Tuhanku, Hamba tidaklah pantas menjadi penghuni surga (Firdaus).
Namun, hamba juga tidak kuat menahan panas api neraka.
Maka berilah hamba tobat dan ampunilah hamba atas dosa-dosa hamba.
Karena sesungguhnya Engkau Maha Pengampun lagi Mahaagung
Dua bait syair di atas tentu sudah sangat akrab di telinga masyarakat Indonesia terutama kaum tradisionalis Islam. Beberapa saat menjelang shalat Magrib atau Subuh, jemaah di masjid-masjid atau musala di pedesaan biasanya mendendangkan syair tersebut dengan syahdu sebagai puji-pujian. Konon, kedua bait tersebut adalah hasil karya tokoh kocak Abu Nawas. Ia adalah salah satu penyair terbesar sastra Arab klasik. Abu Nawas juga muncul beberapa kali dalam kisah 1001 Malam.
Bagi
masyarakat Islam Indonesia, nama Abu Nawas atau Abu Nuwas juga bukan
lagi sesuatu yang asing. Abu Nawas dikenal terutama karena kelihaian dan
kecerdikannya melontarkan kritik-kritik tetapi dibungkus humor. Mirip
dengan Nasrudin Hoja, sesungguhnya ia adalah tokoh sufi, filsuf,
sekaligus penyair. Ia hidup di zaman Khalifah Harun Al-Rasyid di Baghdad
(806-814 M).
Selain
cerdik, Abu Nawas juga dikenal dengan kenyentrikkannya. Sebagai
penyair, mula-mula ia suka mabuk. Belakangan, dalam perjalanan
spiritualnya mencari hakikat Allah dan kehidupan sejati, ia menemukan
kehidupan rohaniahnya yang sejati meski penuh liku dan sangat
mengharukan. Setelah mencapai tingkat spiritual yang cukup tinggi,
inspirasi puisinya bukan lagi khamar, melainkan nilai-nilai ketuhanan.
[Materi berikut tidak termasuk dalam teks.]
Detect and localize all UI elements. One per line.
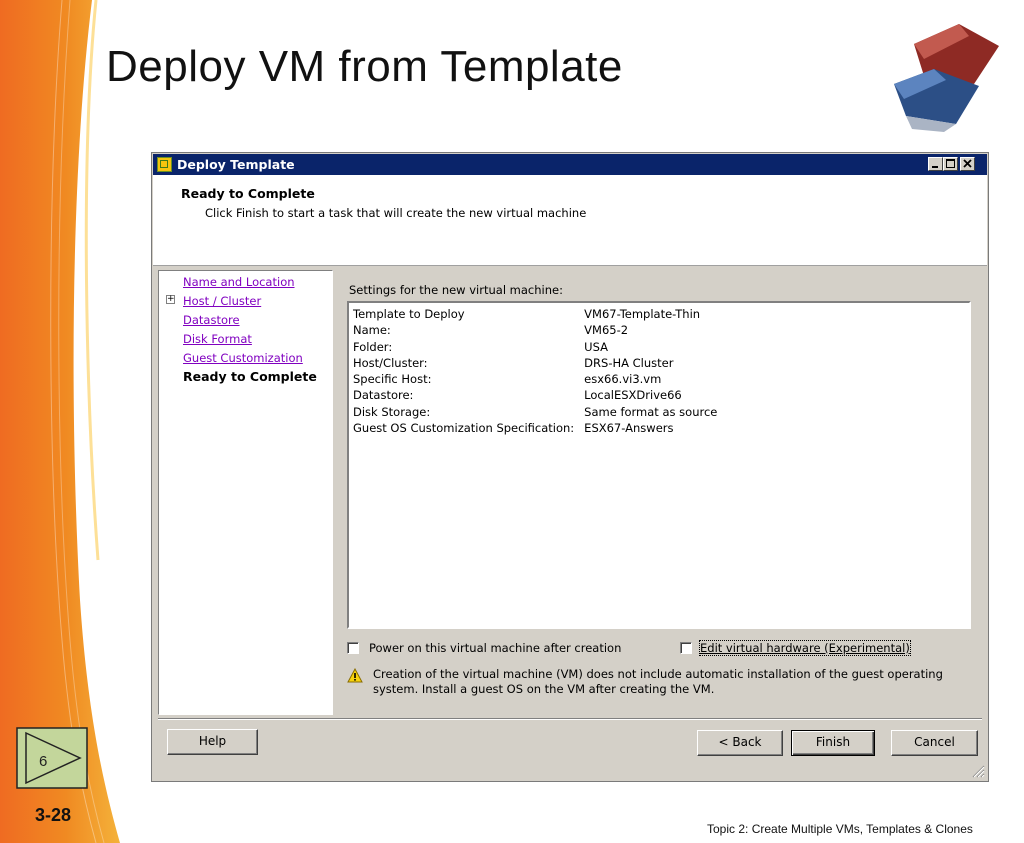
setting-value: DRS-HA Cluster [584, 355, 674, 370]
slide-title: Deploy VM from Template [106, 42, 623, 91]
settings-table: Template to Deploy VM67-Template-Thin Nam… [353, 307, 721, 437]
settings-label: Settings for the new virtual machine: [349, 283, 563, 297]
step-link-datastore[interactable]: Datastore [183, 313, 240, 327]
window-title: Deploy Template [177, 157, 295, 172]
setting-value: LocalESXDrive66 [584, 388, 682, 403]
minimize-button[interactable] [928, 157, 943, 171]
maximize-icon [946, 159, 955, 168]
page-number: 3-28 [35, 805, 72, 825]
table-row: Template to Deploy VM67-Template-Thin [353, 307, 721, 323]
step-subtitle: Click Finish to start a task that will c… [205, 206, 587, 220]
edit-hardware-checkbox[interactable] [680, 642, 692, 654]
warning-message: Creation of the virtual machine (VM) doe… [373, 667, 943, 696]
step-link-guest-customization[interactable]: Guest Customization [183, 351, 303, 365]
back-button[interactable]: < Back [697, 730, 783, 756]
setting-key: Name: [353, 323, 391, 338]
help-button[interactable]: Help [167, 729, 258, 755]
table-row: Folder: USA [353, 340, 721, 356]
settings-summary-box[interactable]: Template to Deploy VM67-Template-Thin Nam… [347, 301, 971, 629]
play-arrow-icon [16, 727, 88, 789]
setting-key: Disk Storage: [353, 404, 431, 419]
slide-badge-number: 6 [39, 753, 48, 770]
maximize-button[interactable] [943, 157, 958, 171]
resize-grip-icon[interactable] [971, 764, 985, 778]
vsphere-deploy-icon [157, 157, 172, 172]
wizard-header: Ready to Complete Click Finish to start … [153, 175, 987, 266]
slide-nav-badge[interactable]: 6 [16, 727, 88, 789]
step-title: Ready to Complete [181, 186, 315, 201]
table-row: Guest OS Customization Specification: ESX… [353, 421, 721, 437]
setting-value: Same format as source [584, 404, 718, 419]
close-button[interactable] [960, 157, 975, 171]
table-row: Name: VM65-2 [353, 323, 721, 339]
step-link-disk-format[interactable]: Disk Format [183, 332, 252, 346]
warning-icon [347, 668, 363, 683]
setting-key: Specific Host: [353, 372, 432, 387]
power-on-checkbox[interactable] [347, 642, 359, 654]
slide-side-decoration [0, 0, 120, 843]
close-icon [963, 159, 972, 168]
table-row: Disk Storage: Same format as source [353, 405, 721, 421]
deploy-template-dialog: Deploy Template Ready to Complete Click … [151, 152, 989, 782]
step-link-host-cluster[interactable]: Host / Cluster [183, 294, 261, 308]
button-divider [158, 718, 982, 720]
window-titlebar[interactable]: Deploy Template [153, 154, 987, 175]
power-on-label[interactable]: Power on this virtual machine after crea… [369, 641, 621, 655]
setting-value: VM65-2 [584, 323, 629, 338]
cancel-button[interactable]: Cancel [891, 730, 978, 756]
setting-value: ESX67-Answers [584, 421, 674, 436]
edit-hardware-label[interactable]: Edit virtual hardware (Experimental) [699, 640, 911, 656]
setting-key: Folder: [353, 339, 393, 354]
setting-value: esx66.vi3.vm [584, 372, 662, 387]
setting-key: Datastore: [353, 388, 414, 403]
table-row: Host/Cluster: DRS-HA Cluster [353, 356, 721, 372]
vmware-logo-icon [894, 24, 999, 132]
wizard-steps-panel: Name and Location + Host / Cluster Datas… [158, 270, 333, 715]
setting-key: Guest OS Customization Specification: [353, 421, 575, 436]
expand-toggle-icon[interactable]: + [166, 295, 175, 304]
step-current-ready-to-complete: Ready to Complete [183, 369, 317, 384]
finish-button[interactable]: Finish [791, 730, 875, 756]
setting-value: USA [584, 339, 608, 354]
setting-key: Host/Cluster: [353, 355, 428, 370]
setting-key: Template to Deploy [353, 307, 465, 321]
slide-footer: Topic 2: Create Multiple VMs, Templates … [707, 822, 973, 836]
table-row: Specific Host: esx66.vi3.vm [353, 372, 721, 388]
step-link-name-and-location[interactable]: Name and Location [183, 275, 295, 289]
setting-value: VM67-Template-Thin [584, 307, 701, 321]
minimize-icon [932, 166, 938, 168]
table-row: Datastore: LocalESXDrive66 [353, 388, 721, 404]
Ia tampil sebagai penyair sufi yang tiada banding.
Nama
asli Abu Nawas adalah Abu Ali al-Hasan bin Hani al-Hakami. Dia
dilahirkan pada 145 H (747 M ) di kota Ahvaz di negeri Persia (Iran
sekarang), dengan darah dari ayah Arab dan ibu Persia mengalir di
tubuhnya. Ayahnya, Hani al-Hakam, merupakan anggota legiun militer
Marwan II. Sementara ibunya bernama Jalban, wanita Persia yang bekerja
sebagai pencuci kain wol. Sejak kecil ia sudah yatim. Sang ibu kemudian
membawanya ke Bashrah, Irak. Di kota inilah Abu Nawas belajar berbagai
ilmu pengetahuan.
Masa
mudanya penuh perilaku kontroversial yang membuat Abu Nawas tampil
sebagai tokoh yang unik dalam khazanah sastra Arab Islam. Meski begitu,
sajak-sajaknya juga sarat dengan nilai sprirtual, di samping cita rasa
kemanusiaan dan keadilan. Abu Nawas belajar sastra Arab kepada Abu Zaid
al-Anshari dan Abu Ubaidah. Ia juga belajar Al-Quran kepada Ya'qub
al-Hadrami. Sementara dalam Ilmu Hadis, ia belajar kepada Abu Walid bin
Ziyad, Muktamir bin Sulaiman, Yahya bin Said al-Qattan, dan Azhar bin
Sa'ad as-Samman. Pertemuannya dengan penyair dari Kufah, Walibah bin
Habab al-Asadi, telah memperhalus gaya bahasanya dan membawanya ke
puncak kesusastraan Arab. Walibah sangat tertarik pada bakat Abu Nawas
yang kemudian membawanya kembali ke Ahwaz, lalu ke Kufah. Di Kufah bakat
Abu Nawas digembleng. Ahmar menyuruh Abu Nawas berdiam di pedalaman,
hidup bersama orang-orang Arab Badui untuk memperdalam dan memperhalus
bahasa Arab.
Kemudian
ia pindah ke Baghdad. Di pusat peradaban Dinasti Abbasyiah inilah ia
berkumpul dengan para penyair. Berkat kehebatannya menulis puisi, Abu
Nawas dapat berkenalan dengan para bangsawan. Namun karena kedekatannya
dengan para bangsawan inilah puisi-puisinya pada masa itu berubah, yakni
cenderung memuja dan menjilat penguasa.
Dalam Al-Wasith fil Adabil 'Arabi wa Tarikhihi,
Abu Nawas digambarkan sebagai penyair multivisi, penuh canda, berlidah
tajam, pengkhayal ulung, dan tokoh terkemuka sastrawan angkatan baru.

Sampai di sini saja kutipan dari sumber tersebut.